One of the leading Federated Learning collaborations in healthcare based on DLT is a consortium of 10 pharma companies called MELLODDY. The project is powered by Owkin Connect, Owkin’s privacy-preserving, traceable, secure technology platform (see article 2). The MELLODDY team has successfully completed the first ‘federated run’ and is now working on advancing drug discovery and development. HealthChain is another real-world deployment of traceable ML, this time between hospitals co-developing ML models for improved prediction of breast cancer outcome (see article 1).
In both use cases, Owkin uses Substra to orchestrate all distributed ML steps, an in-house developed open-source software platform built on hyperledger fabric (a common DLT framework). DLT (as well as additional security strategies, see article 1) protects the partners from any potential attacks through each other as well as from attacks through Owkin. Full transparency creates trust in a trustless environment and unlocks opportunities for collaborative research.
(i) Federated Learning collaborations are often realized in ‘trustless’ environments. Competing pharma companies need assurance that their highly valuable data are protected from hacking attempts and data leakage. Distributed ledger technology (DLT) ensures traceability of all interactions, stored on an immutable activity log across authorized partners.

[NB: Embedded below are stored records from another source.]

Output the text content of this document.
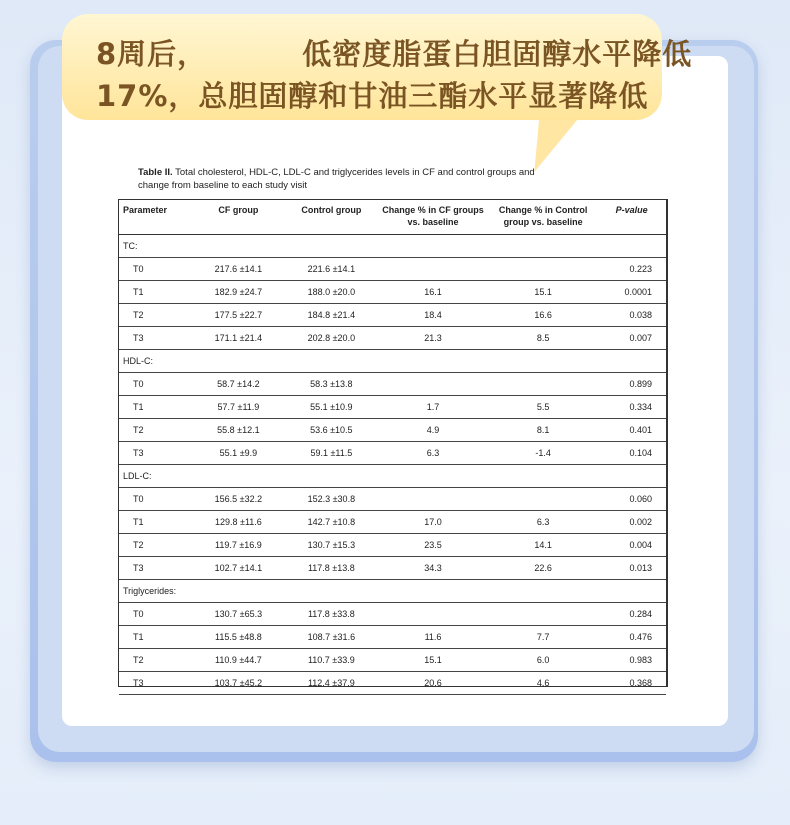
8周后，	低密度脂蛋白胆固醇水平降低
17%，总胆固醇和甘油三酯水平显著降低
Table II. Total cholesterol, HDL-C, LDL-C and triglycerides levels in CF and control groups and change from baseline to each study visit
Parameter	CF group	Control group	Change % in CF groups vs. baseline	Change % in Control group vs. baseline	P-value
TC:					
T0	217.6 ±14.1	221.6 ±14.1			0.223
T1	182.9 ±24.7	188.0 ±20.0	16.1	15.1	0.0001
T2	177.5 ±22.7	184.8 ±21.4	18.4	16.6	0.038
T3	171.1 ±21.4	202.8 ±20.0	21.3	8.5	0.007
HDL-C:					
T0	58.7 ±14.2	58.3 ±13.8			0.899
T1	57.7 ±11.9	55.1 ±10.9	1.7	5.5	0.334
T2	55.8 ±12.1	53.6 ±10.5	4.9	8.1	0.401
T3	55.1 ±9.9	59.1 ±11.5	6.3	-1.4	0.104
LDL-C:					
T0	156.5 ±32.2	152.3 ±30.8			0.060
T1	129.8 ±11.6	142.7 ±10.8	17.0	6.3	0.002
T2	119.7 ±16.9	130.7 ±15.3	23.5	14.1	0.004
T3	102.7 ±14.1	117.8 ±13.8	34.3	22.6	0.013
Triglycerides:					
T0	130.7 ±65.3	117.8 ±33.8			0.284
T1	115.5 ±48.8	108.7 ±31.6	11.6	7.7	0.476
T2	110.9 ±44.7	110.7 ±33.9	15.1	6.0	0.983
T3	103.7 ±45.2	112.4 ±37.9	20.6	4.6	0.368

(ii) DLT-based collaborations benefit both pharma companies and hospitals through reproducibility – all steps of the model training can be (a) audited and (b) repeated on validation datasets. In the future, DLT can also help assess the value of contributing datasets to establish transparent compensation schemes.
(iii) Traceability of all interactions during model training is a major strength of Federated Learning. Data-private yet transparent ML platforms such as Owkin Connect build trust and enable collaborative ML, driving precision medicine, new business models for pharma, and overall healthcare discoveries.
This article series provided a glimpse into the key advantages of Federated Learning and its significant impact on healthcare stakeholders: (i) preserving privacy, (ii) enabling collaborative ML, and (iii) building trust by ensuring traceability. The technology holds great promises for precision medicine – tailor-made treatments for patient subgroups – which can only progress through access to large and multi-modal datasets (7). The first successful real-world applications, including MELLODDY to enhance AI drug discovery and development, predict an exciting future for Federated Learning in healthcare.